Machtwechsel? „Das ist uns gegenüber respektlos“, stellt Popp klar

Vor dem Finale des DFB-Pokals im Frauenfußball in Köln: Alexandra Popp vom VfL Wolfsburg sagt, sie „hasse“ das vom FC Bayern in die Welt gesetzte Wort „Machtwechsel“ Vor dem Finale des DFB-Pokals im Frauenfußball in Köln: Alexandra Popp vom VfL Wolfsburg sagt, sie „hasse“ das vom FC Bayern in die Welt gesetzte Wort „Machtwechsel“
Alexandra Popp sagt, sie „hasse“ das vom FC Bayern in die Welt gesetzte Wort „Machtwechsel“
Quelle: picture alliance/BEAUTIFUL SPORTS/Meusel
Im Finale des DFB-Pokals der Frauen trifft Meister Bayern München an diesem Donnerstag auf den großen Rivalen VfL Wolfsburg. Die Münchener postulierten, dass der neuerliche Titel als Beweis diene, dass Wolfsburg abgehängt sei. VfL-Kapitänin Alexandra Popp will das so nicht stehen lassen.

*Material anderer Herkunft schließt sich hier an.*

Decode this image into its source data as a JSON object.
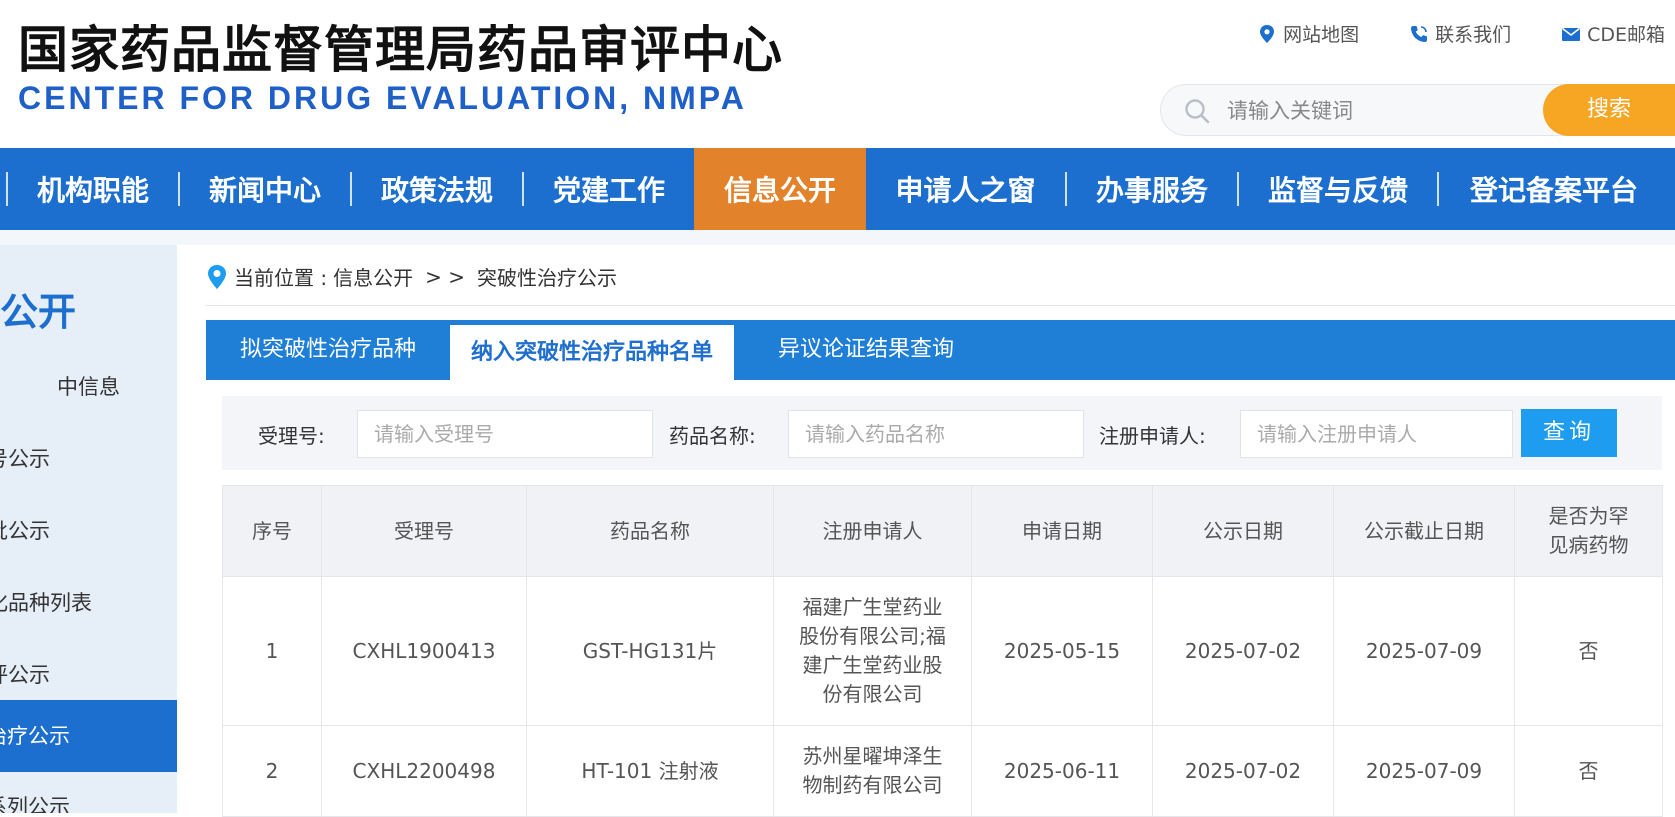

Das Endspiel gilt als das Nonplusultra im deutschen Frauenfußball. Das Finale um den DFB-Pokal zwischen Meister FC Bayern und Vizemeister VfL Wolfsburg vor stimmgewaltiger Kulisse in Köln elektrisiert, zumal den Münchnerinnen an diesem Donnerstag (16.00 Uhr, ZDF/Sky) zwei besondere Marken winken. Sie können erstmals das Double in der Vereinsgeschichte holen und obendrein die seit 49 Cup-Spielen währende Siegesserie von Wolfsburgs Pokal-Spezialistinnen brechen.

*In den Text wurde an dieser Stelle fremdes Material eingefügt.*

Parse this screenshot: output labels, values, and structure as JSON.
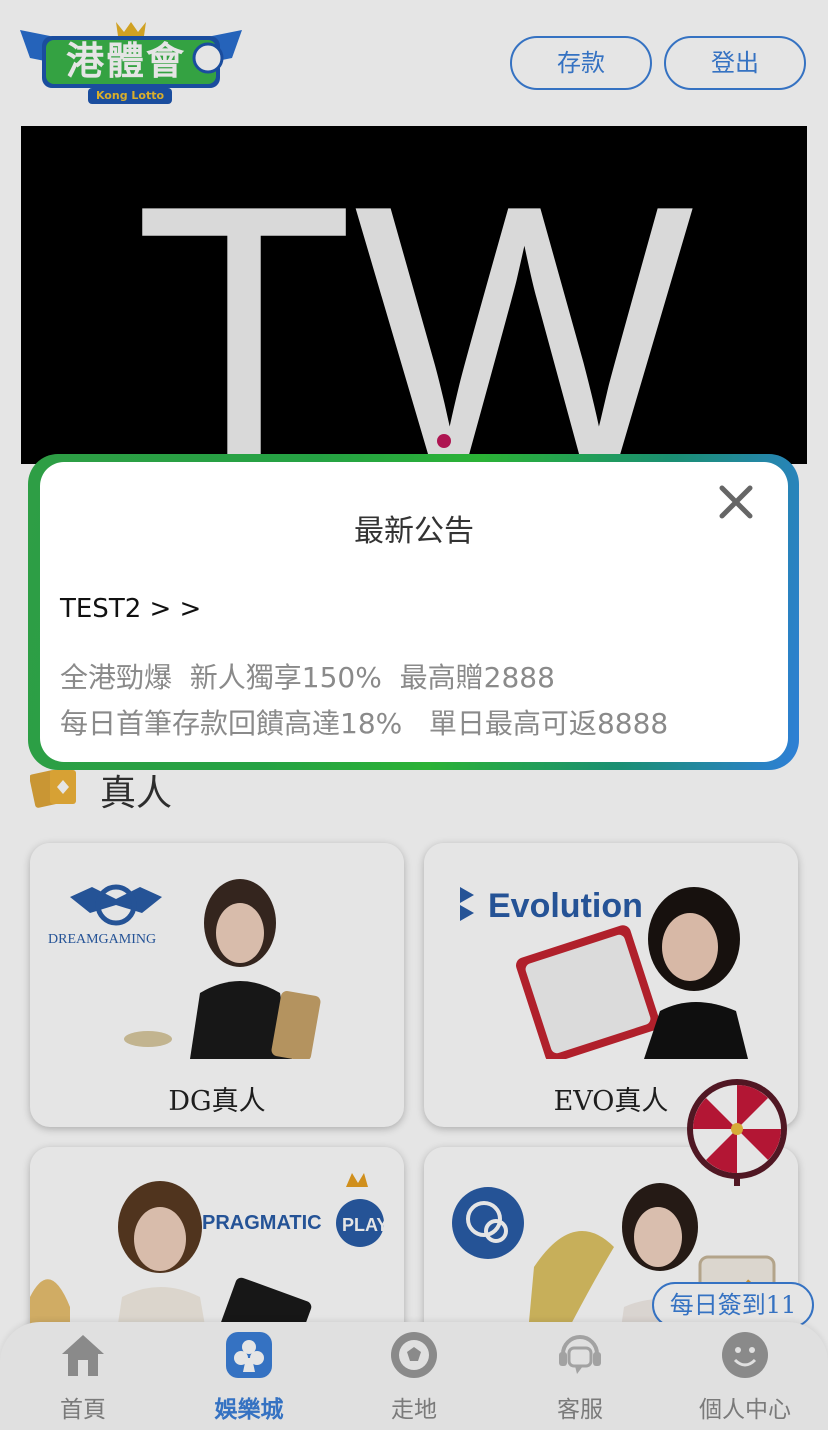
{
  "header": {
    "logo_text": "港體會",
    "logo_subtext": "Kong Lotto",
    "deposit_label": "存款",
    "logout_label": "登出"
  },
  "banner": {
    "text": "TW"
  },
  "section": {
    "title": "真人"
  },
  "games": [
    {
      "label": "DG真人",
      "brand": "DREAMGAMING"
    },
    {
      "label": "EVO真人",
      "brand": "Evolution"
    },
    {
      "label": "",
      "brand": "PRAGMATIC PLAY"
    },
    {
      "label": "",
      "brand": "OB"
    }
  ],
  "floating": {
    "daily_checkin": "每日簽到11"
  },
  "nav": {
    "items": [
      {
        "label": "首頁",
        "icon": "home-icon"
      },
      {
        "label": "娛樂城",
        "icon": "club-icon",
        "active": true
      },
      {
        "label": "走地",
        "icon": "soccer-ball-icon"
      },
      {
        "label": "客服",
        "icon": "chat-support-icon"
      },
      {
        "label": "個人中心",
        "icon": "smiley-icon"
      }
    ]
  },
  "modal": {
    "title": "最新公告",
    "notice_head": "TEST2  > >",
    "lines": [
      "全港勁爆  新人獨享150%  最高贈2888",
      "每日首筆存款回饋高達18%   單日最高可返8888"
    ]
  },
  "colors": {
    "accent": "#3b7fd9",
    "banner_dot": "#c2185b"
  }
}
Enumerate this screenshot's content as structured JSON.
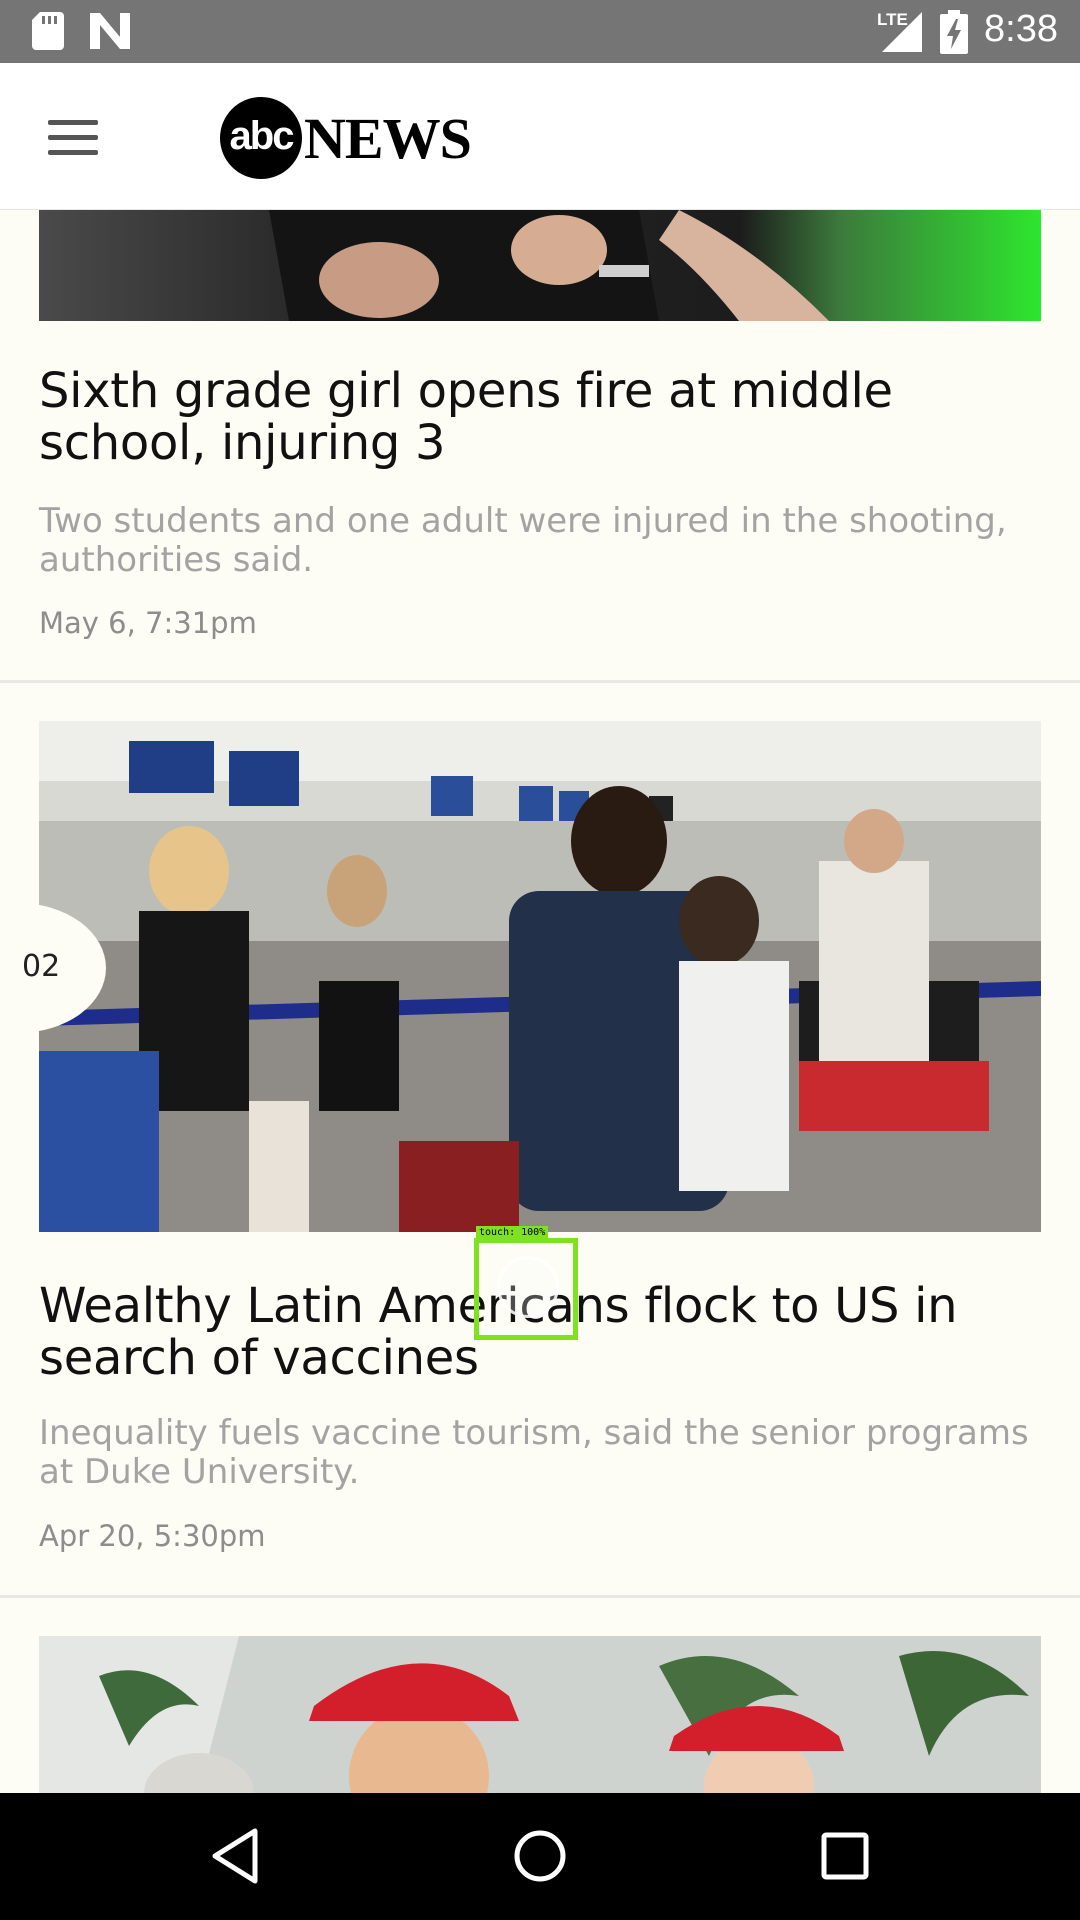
{
  "status_bar": {
    "time": "8:38",
    "network_label": "LTE",
    "icons": [
      "sd-card-icon",
      "n-notification-icon",
      "lte-signal-icon",
      "battery-charging-icon"
    ]
  },
  "header": {
    "menu_icon": "hamburger-menu-icon",
    "logo_circle_text": "abc",
    "logo_word": "NEWS"
  },
  "stories": [
    {
      "title": "Sixth grade girl opens fire at middle school, injuring 3",
      "summary": "Two students and one adult were injured in the shooting, authorities said.",
      "date": "May 6, 7:31pm"
    },
    {
      "rank": "02",
      "title": "Wealthy Latin Americans flock to US in search of vaccines",
      "summary": "Inequality fuels vaccine tourism, said the senior programs at Duke University.",
      "date": "Apr 20, 5:30pm"
    }
  ],
  "touch_overlay": {
    "label": "touch: 100%"
  },
  "nav_bar": {
    "icons": [
      "back-icon",
      "home-icon",
      "recents-icon"
    ]
  },
  "colors": {
    "status_bar": "#757575",
    "feed_background": "#fdfcf5",
    "title_text": "#111111",
    "summary_text": "#a3a3a3",
    "touch_highlight": "#7ee21e"
  }
}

Für Rekordpokalsieger Wolfsburg geht es im 44. Endspiel um den zehnten DFB-Pokal-Triumph nacheinander, insgesamt wäre es der elfte. Sportlich steckt ohnehin viel im deutschen Klassiker, extreme individuelle Klasse, zahlreiche Nationalspielerinnen auf beiden Seiten. Es dürfte ein Schlagabtausch werden, der nicht von rein von taktischem Kalkül oder von einer Abtastphase geprägt sein wird. Beide Teams haben lieber den Ball, als stur hinterherzulaufen, beide gelten als Torfabriken. 58 Mal traf Wolfsburg in 20 Bundesliga-Spielen, der FC Bayern 52 Mal.

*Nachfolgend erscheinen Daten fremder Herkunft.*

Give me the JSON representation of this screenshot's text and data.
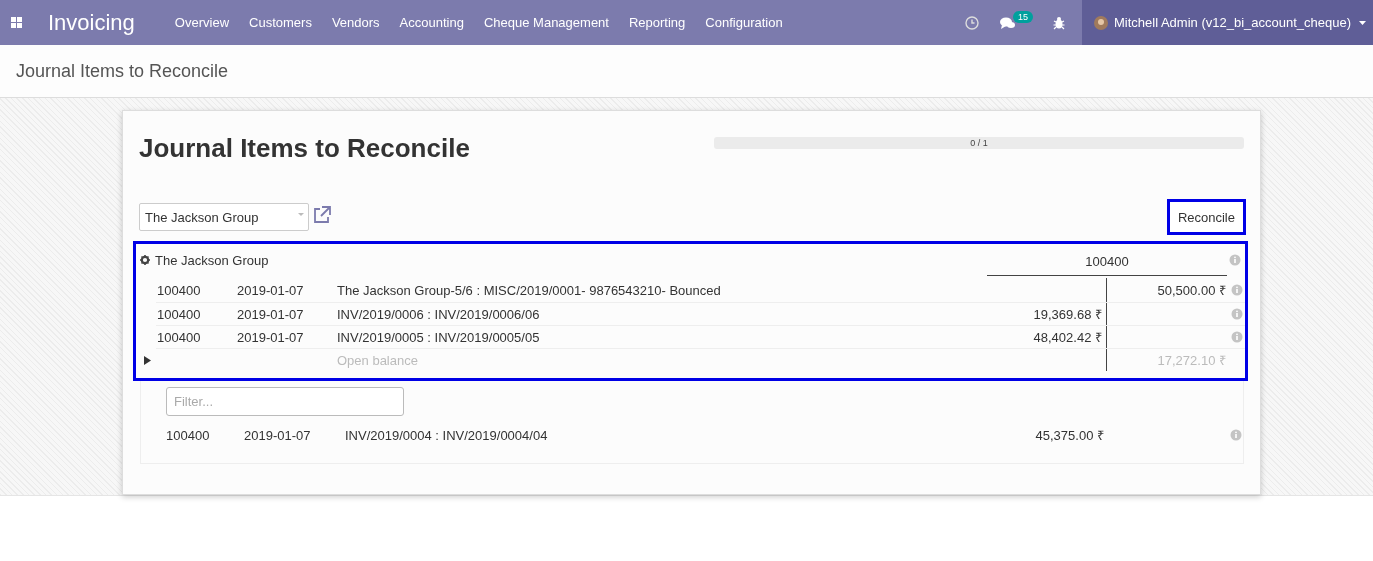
{
  "navbar": {
    "app_title": "Invoicing",
    "menu": [
      "Overview",
      "Customers",
      "Vendors",
      "Accounting",
      "Cheque Management",
      "Reporting",
      "Configuration"
    ],
    "messages_badge": "15",
    "user": "Mitchell Admin (v12_bi_account_cheque)"
  },
  "breadcrumb": "Journal Items to Reconcile",
  "reconcile": {
    "title": "Journal Items to Reconcile",
    "progress": {
      "text": "0 / 1",
      "level": 0
    },
    "partner_field": "The Jackson Group",
    "button": "Reconcile",
    "match": {
      "partner": "The Jackson Group",
      "account": "100400",
      "lines": [
        {
          "account": "100400",
          "date": "2019-01-07",
          "label": "The Jackson Group-5/6 : MISC/2019/0001- 9876543210- Bounced",
          "credit": "50,500.00 ₹"
        },
        {
          "account": "100400",
          "date": "2019-01-07",
          "label": "INV/2019/0006 : INV/2019/0006/06",
          "debit": "19,369.68 ₹"
        },
        {
          "account": "100400",
          "date": "2019-01-07",
          "label": "INV/2019/0005 : INV/2019/0005/05",
          "debit": "48,402.42 ₹"
        }
      ],
      "open_balance": {
        "label": "Open balance",
        "amount": "17,272.10 ₹"
      }
    },
    "filter": {
      "placeholder": "Filter..."
    },
    "proposals": [
      {
        "account": "100400",
        "date": "2019-01-07",
        "label": "INV/2019/0004 : INV/2019/0004/04",
        "amount": "45,375.00 ₹"
      }
    ]
  }
}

Der Rahmen im mit über 44.000 Fans ausverkauften Kölner Stadion ist gesetzt. Aus dem Lager der Wolfsburger heißt es, dass Duell sei von der Bedeutung für den deutschen Frauenfußball nur mit dem englischen Finale im Londoner Wembleystadion zu vergleichen. Und dann schwebt da noch die in Wolfsburg zum Reizthema erklärte Debatte über eine Wachablösung im deutschen Vereinsfußball über dem Duell. Bayern-Präsident Herbert Hainer hatte den Begriff vor dem Liga-Rückspiel, das die Bayern dann auch noch 4:0 gewannen, eingeführt. Seither kommt fast niemand mehr daran vorbei.

Fest steht, dass die Bayern nach zwei Meisterschaften nacheinander auf der Überholspur sind, während dem VfL die erste titellose Saison seit 2011/2012 droht. Der Transfer von Mittelfeld-Ass Lena Oberdorf von Wolfsburg nach München zur neuen Saison unterstreicht das, ebenso die Aussagen von Alexander Straus: „Unser Anspruch ist, dauerhaft die Nummer eins zu sein“, sagte der Bayern-Coach im „Kicker“-Interview. Wolfsburgs Kapitänin Alexandra Popp hat nach diesen Ansagen aus München einiges geradezurücken.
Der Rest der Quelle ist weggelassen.